SO i technically have school tomorrow, and to be honest i am fucking terrified. First of all im going to be a junior driving to school as a varsity cheerleader. How fucking scary is that? Like seriously.. i hear my team mates talk about how tough cheer is going to be tough with schoolwork and competitions and shit.. and broo i dont know if im up for that challenge. I havent mentally prepared myself for school during this summer. I was too busy babysitting my grandma and not having a life. So if i hear one person say how their life sucks cause they had a shitty summer, i dont want to hear about it. At least you had the free time to spare when i was basically a prisoner in my home all day and my only free time was at night and SOME weekends. So dont talk bullshit cause i obviously dont care. Thanks bro.

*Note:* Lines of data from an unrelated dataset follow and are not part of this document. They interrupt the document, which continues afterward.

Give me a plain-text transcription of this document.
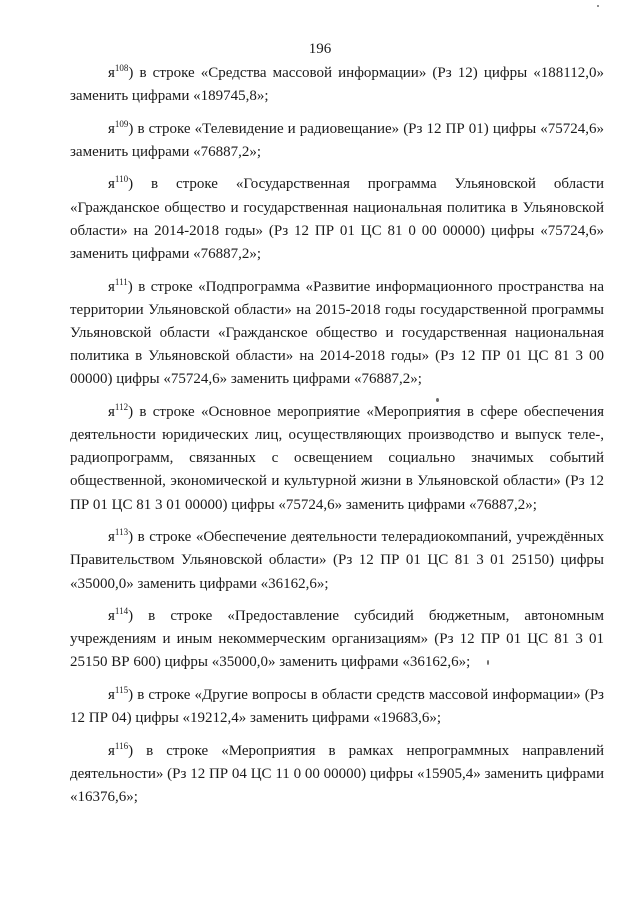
196

$я^{108}$) в строке «Средства массовой информации» (Рз 12) цифры «188112,0» заменить цифрами «189745,8»;

$я^{109}$) в строке «Телевидение и радиовещание» (Рз 12 ПР 01) цифры «75724,6» заменить цифрами «76887,2»;

$я^{110}$) в строке «Государственная программа Ульяновской области «Гражданское общество и государственная национальная политика в Ульяновской области» на 2014-2018 годы» (Рз 12 ПР 01 ЦС 81 0 00 00000) цифры «75724,6» заменить цифрами «76887,2»;

$я^{111}$) в строке «Подпрограмма «Развитие информационного пространства на территории Ульяновской области» на 2015-2018 годы государственной программы Ульяновской области «Гражданское общество и государственная национальная политика в Ульяновской области» на 2014-2018 годы» (Рз 12 ПР 01 ЦС 81 3 00 00000) цифры «75724,6» заменить цифрами «76887,2»;

$я^{112}$) в строке «Основное мероприятие «Мероприятия в сфере обеспечения деятельности юридических лиц, осуществляющих производство и выпуск теле-, радиопрограмм, связанных с освещением социально значимых событий общественной, экономической и культурной жизни в Ульяновской области» (Рз 12 ПР 01 ЦС 81 3 01 00000) цифры «75724,6» заменить цифрами «76887,2»;

$я^{113}$) в строке «Обеспечение деятельности телерадиокомпаний, учреждённых Правительством Ульяновской области» (Рз 12 ПР 01 ЦС 81 3 01 25150) цифры «35000,0» заменить цифрами «36162,6»;

$я^{114}$) в строке «Предоставление субсидий бюджетным, автономным учреждениям и иным некоммерческим организациям» (Рз 12 ПР 01 ЦС 81 3 01 25150 ВР 600) цифры «35000,0» заменить цифрами «36162,6»;

$я^{115}$) в строке «Другие вопросы в области средств массовой информации» (Рз 12 ПР 04) цифры «19212,4» заменить цифрами «19683,6»;

$я^{116}$) в строке «Мероприятия в рамках непрограммных направлений деятельности» (Рз 12 ПР 04 ЦС 11 0 00 00000) цифры «15905,4» заменить цифрами «16376,6»;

Im worried one day i will find one of my parents dead because they are so depressed. I try to stay positive for their sake but it seems like it doesnt work. This situation is getting worse.. i thought it would be temporary but it turns out its now a permanent situation. Lord please help my family survive. Thanks dude.
I guess im the bad daughter now. One thing i thought was funny gets my mom pissed, which therefore means no speaking in my household. I guess i am as bad as my cousins. Maybe i should just not do anything. You know, dont drive, dont text, no facebook, no twitter, no tumblr.. no friends?..just strictly cleaning. Apparently, thats the only thing that will make my parents proud.
i know its bad to say.. but yo. grow the fuck up. you may be my cousin and im kind of forced to love you but its just completely sad to see you act like your in kindergarden when your 17. act your age. like seriously?! im younger and hell of a lot wiser than you are. oh and dont blame your shit on a disability. your a lazy fucking bum who needs to grow a life.